There was a flash of light under the door and Ninimue’s sobs finally quieted, slowly like she had finally tired herself out.
Gweneviere ripped the door open and saw her mother on the floor in front of Ninimue’s crib and the foreign man’s shoulders were drooping like he couldn’t keep himself upright anymore. Gweneviere moved to her mother. She touched her mother’s hand hesitantly; it was already cold.
Then he reached his hand over Ninimue’s crib. It hovered there for a second before he snatched it back with a hiss.
“Bad trade. Two curses, she die.” He said and looked right at Ninimue. The man was hideously pale, like a marble statue, and his hair was a strange shade of gray that seemed to flicker blue in the slivers of sunlight through the drawn curtains. The worst thing was he seemed young, he wasn’t much older than the page who hovered at the nursery doors for a glimpse of Nanny, who the queen said was very pretty. Maybe he was fifteen years older than Gweneviere.
“What do you mean? Is she still going to die?” Gweneviere asked and scrambled away from her mother’s body to brush past the man and look down at Ninimue, who was silently squinting up at the ceiling. The baby’s eyes had changed. They had been dark before, black, and the king said she would have his mother’s dark eyes. But now they were pale, very pale blue.
“Yes, she die. Visions of future. They give pain and make baby blind. She die before 2 years old.”
“Well can’t you do something?”
“I can make trade.”
“I don’t have anything to trade. Just an old pocketwatch.”
Gweneviere reached into the waist of her skirt and pulled the old watch out. It was gold and slightly dented and scratched. It had been her mothers, and before that her grandmother’s. It was always passed to the youngest woman when she turned five. Gweneviere had only gotten it two years ago, but she was supposed to give it to Ninimue in five years.
“What you trade it for?”
“The pocketwatch? Well I’d trade it to move Ninimue’s visions, so she won’t have them anymore.”
“I can do this. Give me watch, and we do magic. Baby live.”
Gweneviere looked at the watch again, and unhooked the chain from the other side of her skirt and offered it to the man. As soon as his hand touched the watch there was another burst of white light and Gweneviere found herself sitting ungracefully on the floor.
The man bowed deeply to her before leaving the room the same way he came in.
Gweneviere struggled to her feet to look down at her baby sister again.

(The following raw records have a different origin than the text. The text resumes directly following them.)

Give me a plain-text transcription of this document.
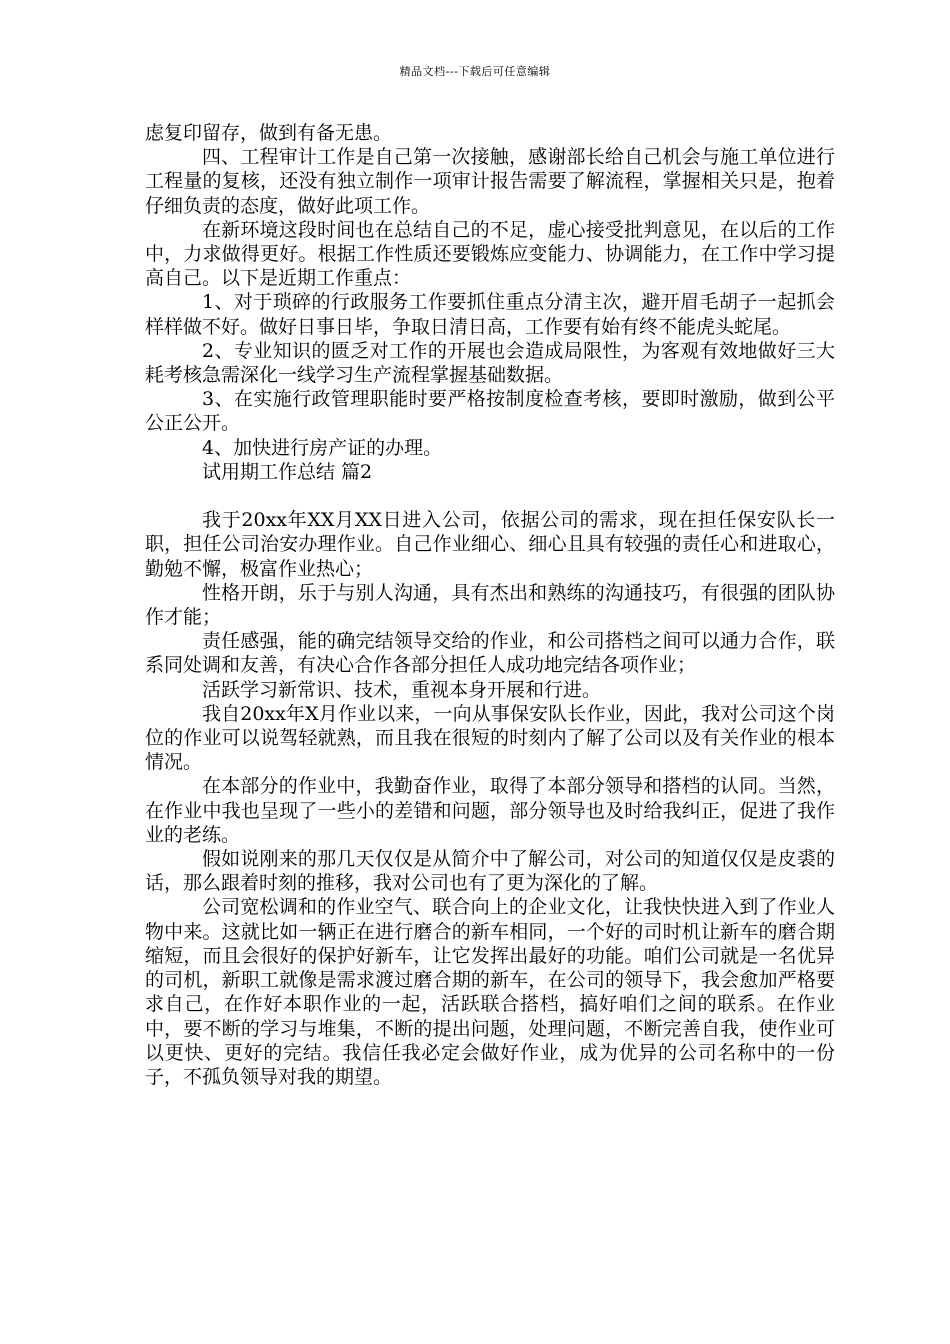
精品文档---下载后可任意编辑

虑复印留存，做到有备无患。

四、工程审计工作是自己第一次接触，感谢部长给自己机会与施工单位进行工程量的复核，还没有独立制作一项审计报告需要了解流程，掌握相关只是，抱着仔细负责的态度，做好此项工作。

在新环境这段时间也在总结自己的不足，虚心接受批判意见，在以后的工作中，力求做得更好。根据工作性质还要锻炼应变能力、协调能力，在工作中学习提高自己。以下是近期工作重点：

1、对于琐碎的行政服务工作要抓住重点分清主次，避开眉毛胡子一起抓会样样做不好。做好日事日毕，争取日清日高，工作要有始有终不能虎头蛇尾。

2、专业知识的匮乏对工作的开展也会造成局限性，为客观有效地做好三大耗考核急需深化一线学习生产流程掌握基础数据。

3、在实施行政管理职能时要严格按制度检查考核，要即时激励，做到公平公正公开。

4、加快进行房产证的办理。

试用期工作总结 篇2

我于20xx年XX月XX日进入公司，依据公司的需求，现在担任保安队长一职，担任公司治安办理作业。自己作业细心、细心且具有较强的责任心和进取心，勤勉不懈，极富作业热心；

性格开朗，乐于与别人沟通，具有杰出和熟练的沟通技巧，有很强的团队协作才能；

责任感强，能的确完结领导交给的作业，和公司搭档之间可以通力合作，联系同处调和友善，有决心合作各部分担任人成功地完结各项作业；

活跃学习新常识、技术，重视本身开展和行进。

我自20xx年X月作业以来，一向从事保安队长作业，因此，我对公司这个岗位的作业可以说驾轻就熟，而且我在很短的时刻内了解了公司以及有关作业的根本情况。

在本部分的作业中，我勤奋作业，取得了本部分领导和搭档的认同。当然，在作业中我也呈现了一些小的差错和问题，部分领导也及时给我纠正，促进了我作业的老练。

假如说刚来的那几天仅仅是从简介中了解公司，对公司的知道仅仅是皮裘的话，那么跟着时刻的推移，我对公司也有了更为深化的了解。

公司宽松调和的作业空气、联合向上的企业文化，让我快快进入到了作业人物中来。这就比如一辆正在进行磨合的新车相同，一个好的司时机让新车的磨合期缩短，而且会很好的保护好新车，让它发挥出最好的功能。咱们公司就是一名优异的司机，新职工就像是需求渡过磨合期的新车，在公司的领导下，我会愈加严格要求自己，在作好本职作业的一起，活跃联合搭档，搞好咱们之间的联系。在作业中，要不断的学习与堆集，不断的提出问题，处理问题，不断完善自我，使作业可以更快、更好的完结。我信任我必定会做好作业，成为优异的公司名称中的一份子，不孤负领导对我的期望。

She was looking up at the ceiling and restlessly shifting her hands and feet around inside the swaddling clothes she had been wrapped in.
Her eyes were dark again. Dark like the nighttime sky. It was almost black, but sort of blue at the same time. That was the color of her eyes.
Gweneviere nodded and sat back down on the floor and leaned against the baby’s crib. Her eyes caught on her mother’s form, still and pale on the floor. Gweneviere pulled her knees up to her face and pushed her eye sockets into the pointy parts of her knees.